The Bank of Canada (BoC) has published a study on the “incentive compatibility” of blockchain technology this week, finding that double spending is an “unrealistic” outcome.

The new BoC study focuses on a proof-of-work (PoW) protocol for blockchain technology, modelling the behaviors of a “honest miner” and a “dishonest miner.”

The Canadian bank’s researchers modelled a system to check whether a digital ledger like blockchain was immune to types of “cheating” such as double spending, when users change records in the ledger for their own gain.
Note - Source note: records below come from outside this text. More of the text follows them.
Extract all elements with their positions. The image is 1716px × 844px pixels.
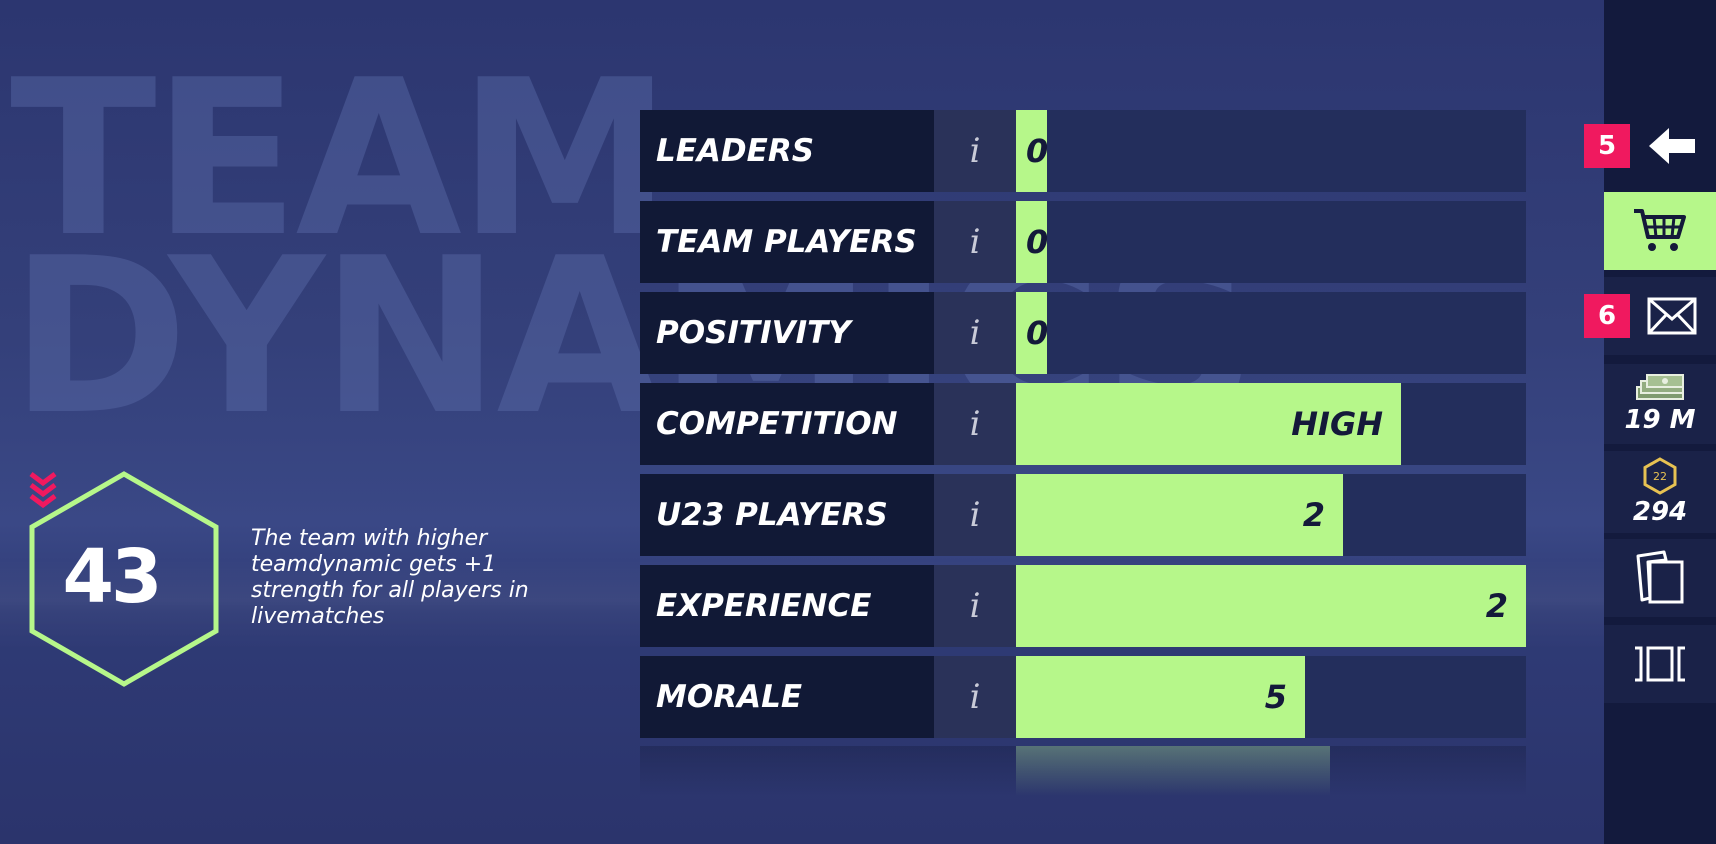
money-stack-icon <box>1636 374 1684 400</box>
stat-row-positivity: POSITIVITY i 0 <box>640 292 1526 374</box>
stat-label: EXPERIENCE <box>640 565 934 647</box>
stat-bar: 2 <box>1016 474 1343 556</box>
coin-icon-label: 22 <box>1653 470 1667 483</box>
hexagon-frame-icon <box>29 471 219 687</box>
shopping-cart-icon <box>1634 209 1686 251</box>
stat-row-experience: EXPERIENCE i 2 <box>640 565 1526 647</box>
team-dynamic-score: 43 <box>28 470 220 688</box>
info-icon[interactable]: i <box>934 565 1016 647</box>
coin-value: 294 <box>1632 497 1688 527</box>
stat-value: 0 <box>1026 223 1049 261</box>
info-icon[interactable]: i <box>934 383 1016 465</box>
stat-bar: 2 <box>1016 565 1526 647</box>
notification-badge: 6 <box>1584 294 1630 338</box>
stat-value: 2 <box>1485 587 1508 625</box>
stat-value: 5 <box>1264 678 1287 716</box>
shop-button[interactable] <box>1604 192 1716 270</box>
info-icon[interactable]: i <box>934 474 1016 556</box>
stat-value: HIGH <box>1291 405 1383 443</box>
stat-bar: 0 <box>1016 110 1049 192</box>
info-icon[interactable]: i <box>934 110 1016 192</box>
stat-value: 0 <box>1026 314 1049 352</box>
stat-label: LEADERS <box>640 110 934 192</box>
stat-row-team-players: TEAM PLAYERS i 0 <box>640 201 1526 283</box>
team-dynamic-value: 43 <box>62 534 163 620</box>
stat-value: 2 <box>1302 496 1325 534</box>
sidebar: 5 6 19 M <box>1584 0 1716 844</box>
stat-label: TEAM PLAYERS <box>640 201 934 283</box>
stat-row-u23-players: U23 PLAYERS i 2 <box>640 474 1526 556</box>
stat-label: POSITIVITY <box>640 292 934 374</box>
cards-icon <box>1636 550 1684 604</box>
info-icon[interactable]: i <box>934 292 1016 374</box>
stat-bar: 0 <box>1016 292 1049 374</box>
cash-balance: 19 M <box>1604 364 1716 444</box>
stat-bar: HIGH <box>1016 383 1401 465</box>
stat-value: 0 <box>1026 132 1049 170</box>
cash-value: 19 M <box>1624 405 1696 435</box>
info-icon[interactable]: i <box>934 201 1016 283</box>
double-chevron-down-icon <box>29 472 57 509</box>
stat-bar: 5 <box>1016 656 1305 738</box>
stat-label: COMPETITION <box>640 383 934 465</box>
team-dynamic-description: The team with higher teamdynamic gets +1… <box>251 526 529 629</box>
pitch-button[interactable] <box>1604 625 1716 703</box>
back-button[interactable]: 5 <box>1584 118 1716 174</box>
background-title-line-1: TEAM <box>10 33 672 284</box>
stat-row-morale: MORALE i 5 <box>640 656 1526 738</box>
stat-label: U23 PLAYERS <box>640 474 934 556</box>
bar-reflection <box>1016 746 1330 796</box>
pitch-field-icon <box>1635 646 1685 682</box>
coin-balance: 22 294 <box>1604 451 1716 533</box>
stat-row-competition: COMPETITION i HIGH <box>640 383 1526 465</box>
floor-reflection <box>640 746 1526 796</box>
cards-button[interactable] <box>1604 539 1716 617</box>
stat-label: MORALE <box>640 656 934 738</box>
stat-bar: 0 <box>1016 201 1049 283</box>
arrow-left-icon <box>1649 128 1695 164</box>
info-icon[interactable]: i <box>934 656 1016 738</box>
coin-hexagon-icon: 22 <box>1643 457 1677 495</box>
mail-button[interactable]: 6 <box>1584 277 1716 355</box>
mail-envelope-icon <box>1647 297 1697 335</box>
notification-badge: 5 <box>1584 124 1630 168</box>
stat-row-leaders: LEADERS i 0 <box>640 110 1526 192</box>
The study writes that the main innovation of a digital ledger technology like blockchain is to make the users within the system responsible for the guarding of the system itself. For blockchain technology, the system approves new transactions when an update is agreed upon by all users in the system.

The study finds that if one miner controls more than half of all of the computational power, the miner would hypothetically be able to stage a “51% attack,” where

“Confirmation lags, in theory, lose their power in controlling double-spending incentives. The dishonest miner creates an arrival rate that is larger than those of the other honest miners combined […] and, thus, can always cheat by double spending.”

However, the study notes that in order for this to happen from an economic standpoint, a “dishonest miner” must have “deep pockets” and be “risk neutral,” concluding,

“These assumptions tend to be unrealistic and, in practice, users have little economic incentives to launch such an attack, especially when the computational investment by other miners is large.”

James Chapman, senior research director at the BoC’s funds management and banking department, had previously questioned the effectiveness and security of using blockchain tech for banking.

Another study conducted by major global management consultancy firm Bain & Company found that the implementation of distributed ledger tech like blockchain “has the potential to revolutionize transaction banking.”